The First Affiliated Hospital, Cardiovascular Lab of Big Data and lmaging Artificial Intelligence, Hengyang Medical School, University of South China Hengyang, Hunan, 421001, China; School of Computer, University of South China, Hengyang, Hunan, 421001, China; Department of Gastroenterology and Hepatology, Second Affiliated Hospital of Harbin Medical University, Harbin, Heilongjiang, 150081, China.
The First Affiliated Hospital, Cardiovascular Lab of Big Data and lmaging Artificial Intelligence, Hengyang Medical School, University of South China Hengyang, Hunan, 421001, China; College of Bioinformatics Science and Technology, Harbin Medical University, Harbin, Heilongjiang, 150081, China.
Comput Biol Med. 2023 Sep;163:107078. doi: 10.1016/j.compbiomed.2023.107078. Epub 2023 May 29.
TP53 mutation and hypoxia play an essential role in cancer progression. However, the metabolic reprogramming and tumor microenvironment (TME) heterogeneity mediated by them are still not fully understood.
The multi-omics data of 32 cancer types and immunotherapy cohorts were acquired to comprehensively characterize the metabolic reprogramming pattern and the TME across cancer types and explore immunotherapy candidates. An assessment model for metabolic reprogramming was established by integration of multiple machine learning methods, including lasso regression, neural network, elastic network, and survival support vector machine (SVM). Pharmacogenomics analysis and in vitro assay were conducted to identify potential therapeutic drugs.
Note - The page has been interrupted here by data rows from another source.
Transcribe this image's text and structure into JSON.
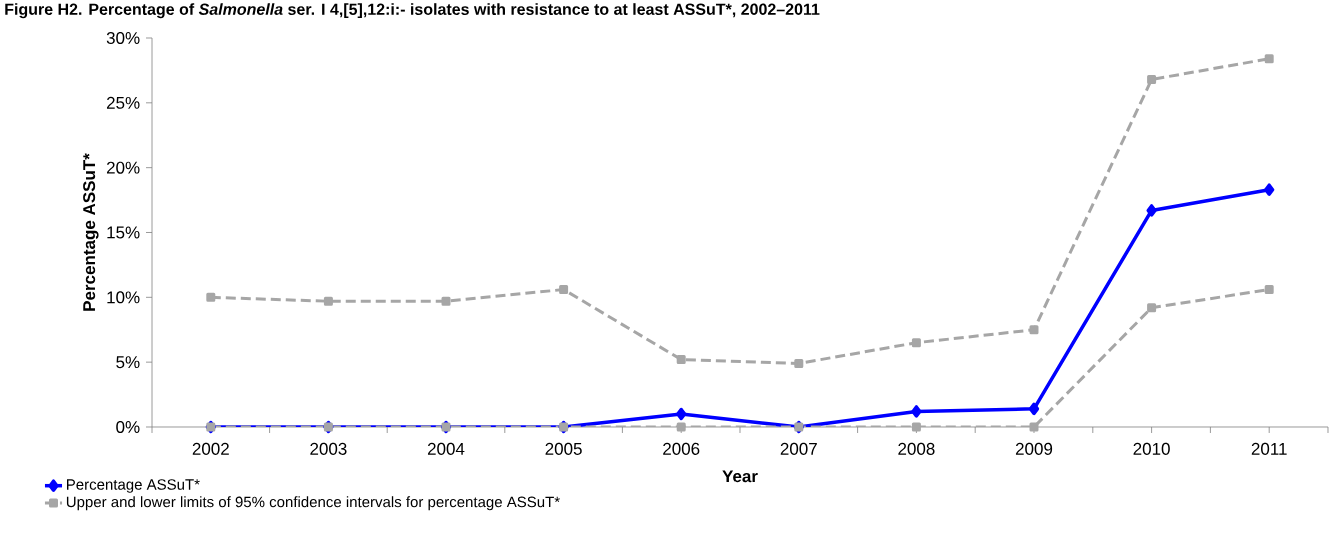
{
  "chart_data": {
    "type": "line",
    "title": "Figure H2. Percentage of *Salmonella* ser. I 4,[5],12:i:- isolates with resistance to at least ASSuT*, 2002–2011",
    "xlabel": "Year",
    "ylabel": "Percentage  ASSuT*",
    "categories": [
      "2002",
      "2003",
      "2004",
      "2005",
      "2006",
      "2007",
      "2008",
      "2009",
      "2010",
      "2011"
    ],
    "series": [
      {
        "name": "Percentage ASSuT*",
        "color": "#0000ff",
        "marker": "diamond",
        "line_style": "solid",
        "values": [
          0,
          0,
          0,
          0,
          1.0,
          0,
          1.2,
          1.4,
          16.7,
          18.3
        ]
      },
      {
        "name": "Upper and lower limits of 95% confidence intervals for percentage ASSuT*",
        "color": "#a6a6a6",
        "marker": "square",
        "line_style": "dashed",
        "values": [
          10.0,
          9.7,
          9.7,
          10.6,
          5.2,
          4.9,
          6.5,
          7.5,
          26.8,
          28.4
        ]
      },
      {
        "color": "#a6a6a6",
        "marker": "square",
        "line_style": "dashed",
        "values": [
          0,
          0,
          0,
          0,
          0,
          0,
          0,
          0,
          9.2,
          10.6
        ]
      }
    ],
    "ylim": [
      0,
      30
    ],
    "yticks": [
      {
        "value": 0,
        "label": "0%"
      },
      {
        "value": 5,
        "label": "5%"
      },
      {
        "value": 10,
        "label": "10%"
      },
      {
        "value": 15,
        "label": "15%"
      },
      {
        "value": 20,
        "label": "20%"
      },
      {
        "value": 25,
        "label": "25%"
      },
      {
        "value": 30,
        "label": "30%"
      }
    ],
    "grid": false,
    "legend": "bottom left"
  }
}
First, we identified metabolic subtype A (hypoxia-TP53 mutation subtype) and metabolic subtype B (non-hypoxia-TP53 wildtype subtype) in hepatocellular carcinoma (HCC) and showed that metabolic subtype A had an "immune inflamed" microenvironment. Next, we established an assessment model for metabolic reprogramming, which was more effective compared to the traditional prognostic indicators. Then, we identified a potential targeting drug, teniposide. Finally, we performed the pan-cancer analysis to illustrate the role of metabolic reprogramming in cancer and found that the metabolic alteration (MA) score was positively correlated with tumor mutational burden (TMB), neoantigen load, and homologous recombination deficiency (HRD) across cancer types. Meanwhile, we demonstrated that metabolic reprogramming mediated a potential immunotherapy-sensitive microenvironment in bladder cancer and validated it in an immunotherapy cohort.
Metabolic alteration mediated by hypoxia and TP53 mutation is associated with TME modulation and tumor progression across cancer types. In this study, we analyzed the role of metabolic alteration in cancer and propose a predictive model for cancer prognosis and immunotherapy responsiveness. We also explored a potential therapeutic drug, teniposide.
TP53 突变和缺氧在癌症进展中起着至关重要的作用。然而,它们介导的代谢重编程和肿瘤微环境(TME)异质性仍未被充分理解。
获取 32 种癌症类型和免疫治疗队列的多组学数据,全面描述癌症类型之间的代谢重编程模式和 TME,并探索免疫治疗候选物。通过整合多种机器学习方法,包括lasso 回归、神经网络、弹性网络和生存支持向量机(SVM),建立代谢重编程评估模型。进行药物基因组学分析和体外检测,以鉴定潜在的治疗药物。
首先,我们在肝细胞癌(HCC)中鉴定出代谢亚型 A(缺氧-TP53 突变亚型)和代谢亚型 B(非缺氧-TP53 野生型亚型),并表明代谢亚型 A 具有“免疫炎症”的微环境。然后,我们建立了一个代谢重编程评估模型,与传统预后指标相比,该模型更有效。接下来,我们鉴定出一种潜在的靶向药物替尼泊苷。最后,我们进行了泛癌症分析,以说明代谢重编程在癌症中的作用,发现代谢改变(MA)评分与癌症类型之间的肿瘤突变负担(TMB)、新抗原负荷和同源重组缺陷(HRD)呈正相关。同时,我们证明代谢重编程在膀胱癌中介导了一种潜在的免疫治疗敏感的微环境,并在免疫治疗队列中进行了验证。
缺氧和 TP53 突变介导的代谢改变与肿瘤类型之间的 TME 调节和肿瘤进展有关。在这项研究中,我们分析了代谢改变在癌症中的作用,并提出了一个用于癌症预后和免疫治疗反应性的预测模型。我们还探索了一种潜在的治疗药物,替尼泊苷。